L’exposition rappelle combien les médias ont d’abord été des objets professionnels avant d’être domestiqués, investis par le foyer familial. Objets dont le design n'importe guère avant qu'ils n'habitent un "foyer radio" puis un "foyer TV" et ne trônent dans la salle de séjour, parfois déguisés en meubles classiques, comme si l'on avait honte de leur modernité bien provisoire.

Bonne idée d’exposition qu’il faut étendre, développer, organiser, enrichir, documenter. Allez-y avec des enfants ; ils vous étonneront de leurs étonnements condescendants, car il faut tout leur expliquer : les combinés téléphoniques et la TSF, le juke boxe et les 33 tours. Même le premier Macintosh 128k de Apple (1984) leur paraît antédiluvien.
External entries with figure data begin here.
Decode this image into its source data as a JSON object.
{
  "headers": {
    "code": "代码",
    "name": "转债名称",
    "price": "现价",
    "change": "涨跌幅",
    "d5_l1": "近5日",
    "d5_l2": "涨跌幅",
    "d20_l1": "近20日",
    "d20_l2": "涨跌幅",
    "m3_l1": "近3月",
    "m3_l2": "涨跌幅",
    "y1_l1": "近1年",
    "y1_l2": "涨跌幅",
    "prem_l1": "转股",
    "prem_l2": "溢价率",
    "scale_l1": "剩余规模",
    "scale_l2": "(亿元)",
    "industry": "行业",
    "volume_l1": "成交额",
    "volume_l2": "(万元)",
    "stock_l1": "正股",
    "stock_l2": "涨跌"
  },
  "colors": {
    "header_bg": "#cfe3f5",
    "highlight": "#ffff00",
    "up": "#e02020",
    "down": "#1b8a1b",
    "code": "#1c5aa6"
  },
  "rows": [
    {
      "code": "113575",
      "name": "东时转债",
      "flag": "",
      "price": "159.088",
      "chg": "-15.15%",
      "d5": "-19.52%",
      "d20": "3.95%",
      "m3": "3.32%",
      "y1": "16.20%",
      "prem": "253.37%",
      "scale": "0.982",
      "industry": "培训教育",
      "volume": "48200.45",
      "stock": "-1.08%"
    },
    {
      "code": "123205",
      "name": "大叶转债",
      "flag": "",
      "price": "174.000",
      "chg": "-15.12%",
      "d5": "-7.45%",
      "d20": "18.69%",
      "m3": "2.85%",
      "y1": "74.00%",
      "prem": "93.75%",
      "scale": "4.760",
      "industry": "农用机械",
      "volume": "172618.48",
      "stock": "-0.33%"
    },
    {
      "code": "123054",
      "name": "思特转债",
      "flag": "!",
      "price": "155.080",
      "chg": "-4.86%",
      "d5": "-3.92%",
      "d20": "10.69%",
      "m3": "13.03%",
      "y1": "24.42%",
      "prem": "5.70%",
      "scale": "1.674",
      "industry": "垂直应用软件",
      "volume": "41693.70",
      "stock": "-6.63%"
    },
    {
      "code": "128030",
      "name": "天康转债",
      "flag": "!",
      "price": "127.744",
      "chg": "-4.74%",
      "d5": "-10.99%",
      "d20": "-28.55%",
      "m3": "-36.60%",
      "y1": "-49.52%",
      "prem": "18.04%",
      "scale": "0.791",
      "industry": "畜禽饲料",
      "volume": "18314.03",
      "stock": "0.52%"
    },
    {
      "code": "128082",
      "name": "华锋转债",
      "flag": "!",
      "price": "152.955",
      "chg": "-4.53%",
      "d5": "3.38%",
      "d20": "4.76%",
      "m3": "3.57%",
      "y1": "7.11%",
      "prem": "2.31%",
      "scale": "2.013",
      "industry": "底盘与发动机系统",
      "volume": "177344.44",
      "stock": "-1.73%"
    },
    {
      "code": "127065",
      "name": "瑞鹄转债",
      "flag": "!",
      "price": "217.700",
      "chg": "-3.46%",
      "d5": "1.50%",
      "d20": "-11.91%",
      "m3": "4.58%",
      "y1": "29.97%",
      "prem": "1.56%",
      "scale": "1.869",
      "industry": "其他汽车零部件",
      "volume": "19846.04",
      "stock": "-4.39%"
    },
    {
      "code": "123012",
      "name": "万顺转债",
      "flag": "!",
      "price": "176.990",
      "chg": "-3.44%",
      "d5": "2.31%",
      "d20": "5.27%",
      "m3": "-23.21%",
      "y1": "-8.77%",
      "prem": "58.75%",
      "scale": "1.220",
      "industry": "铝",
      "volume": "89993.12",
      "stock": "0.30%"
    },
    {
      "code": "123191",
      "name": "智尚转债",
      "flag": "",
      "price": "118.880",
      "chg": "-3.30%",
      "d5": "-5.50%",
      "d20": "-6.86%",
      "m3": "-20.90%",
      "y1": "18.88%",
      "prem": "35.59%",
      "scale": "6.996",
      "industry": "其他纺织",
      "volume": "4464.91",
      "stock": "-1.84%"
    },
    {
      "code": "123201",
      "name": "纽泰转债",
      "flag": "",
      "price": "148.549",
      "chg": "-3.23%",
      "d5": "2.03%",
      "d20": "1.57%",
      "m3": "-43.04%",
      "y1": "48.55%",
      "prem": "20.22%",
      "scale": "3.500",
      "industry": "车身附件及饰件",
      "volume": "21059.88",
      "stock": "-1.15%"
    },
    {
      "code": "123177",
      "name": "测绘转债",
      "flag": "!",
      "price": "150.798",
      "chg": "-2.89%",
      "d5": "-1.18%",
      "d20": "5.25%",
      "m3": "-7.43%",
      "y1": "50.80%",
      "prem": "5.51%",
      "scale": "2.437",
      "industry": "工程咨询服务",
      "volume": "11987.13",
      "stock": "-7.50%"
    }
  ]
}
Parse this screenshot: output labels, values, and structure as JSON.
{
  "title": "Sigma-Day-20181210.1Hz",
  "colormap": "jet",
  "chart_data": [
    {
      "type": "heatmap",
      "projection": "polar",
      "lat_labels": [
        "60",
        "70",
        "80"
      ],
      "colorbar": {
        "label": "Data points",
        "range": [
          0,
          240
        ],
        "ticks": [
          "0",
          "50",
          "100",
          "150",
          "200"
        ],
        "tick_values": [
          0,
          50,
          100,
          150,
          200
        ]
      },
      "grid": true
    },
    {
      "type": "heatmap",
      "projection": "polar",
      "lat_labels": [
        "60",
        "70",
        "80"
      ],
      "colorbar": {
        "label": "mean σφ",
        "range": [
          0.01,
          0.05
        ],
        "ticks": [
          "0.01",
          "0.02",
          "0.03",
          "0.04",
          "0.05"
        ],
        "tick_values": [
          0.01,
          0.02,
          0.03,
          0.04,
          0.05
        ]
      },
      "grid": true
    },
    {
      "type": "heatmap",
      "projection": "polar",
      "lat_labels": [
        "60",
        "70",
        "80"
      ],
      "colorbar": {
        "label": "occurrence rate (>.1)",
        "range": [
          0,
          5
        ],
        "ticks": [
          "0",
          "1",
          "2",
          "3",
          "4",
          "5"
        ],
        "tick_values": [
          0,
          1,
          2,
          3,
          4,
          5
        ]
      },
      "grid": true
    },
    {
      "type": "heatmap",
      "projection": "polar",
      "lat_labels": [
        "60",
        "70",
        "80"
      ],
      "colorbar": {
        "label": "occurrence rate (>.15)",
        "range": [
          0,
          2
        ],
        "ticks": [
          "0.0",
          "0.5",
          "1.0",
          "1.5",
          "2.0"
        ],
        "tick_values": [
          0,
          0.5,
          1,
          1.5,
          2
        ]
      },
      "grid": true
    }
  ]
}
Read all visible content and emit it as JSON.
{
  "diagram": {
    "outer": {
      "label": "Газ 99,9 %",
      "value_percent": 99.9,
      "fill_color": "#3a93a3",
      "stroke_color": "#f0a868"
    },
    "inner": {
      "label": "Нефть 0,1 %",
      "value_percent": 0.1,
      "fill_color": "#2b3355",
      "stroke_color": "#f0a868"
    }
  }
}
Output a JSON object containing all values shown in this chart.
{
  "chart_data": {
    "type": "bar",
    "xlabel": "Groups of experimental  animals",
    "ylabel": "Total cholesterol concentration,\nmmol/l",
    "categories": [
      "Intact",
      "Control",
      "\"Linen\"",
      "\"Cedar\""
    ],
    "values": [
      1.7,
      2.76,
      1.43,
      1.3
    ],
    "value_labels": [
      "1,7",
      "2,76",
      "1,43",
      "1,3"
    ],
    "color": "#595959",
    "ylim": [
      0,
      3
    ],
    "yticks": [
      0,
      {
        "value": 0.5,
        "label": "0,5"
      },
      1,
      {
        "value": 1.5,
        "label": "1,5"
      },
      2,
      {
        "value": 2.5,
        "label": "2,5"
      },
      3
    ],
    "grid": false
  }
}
A ceux qui n’ont connu que le Web et le portable, allez donc expliquer le Minitel des PTT (1982), les cassettes ou le walkman (1979) !

L’exposition rappelle que l’avenir et l’innovation ont une histoire. Que notre présent qui se prend pour une modernité définitive aura bientôt la même allure désuète : le premier coup de téléphone sur mobile (Motorola) a eu lieu 35 ans avant l’iPhone… Obsolescence programmée ? Bientôt le tour du Blackberry, de l'iPOD, des calculettes, des CD...
Enfin, gardons à l’esprit que la plupart des notions que nous mobilisons dans le travail média d’aujourd’hui ont l’âge de ces étranges machines : GRP, couverture, répétition, playliste, soap opera, feuilletons, émission, journal télévisé, bandeaux et bannières, chaînes et grilles mériteraient aussi leur place au musée imaginaire du médiaplanning. Pensons que l’on réfléchit et calcule les plans de communication pour des objets contemporains avec ces concepts rempaillés, rétamés, rafistolés.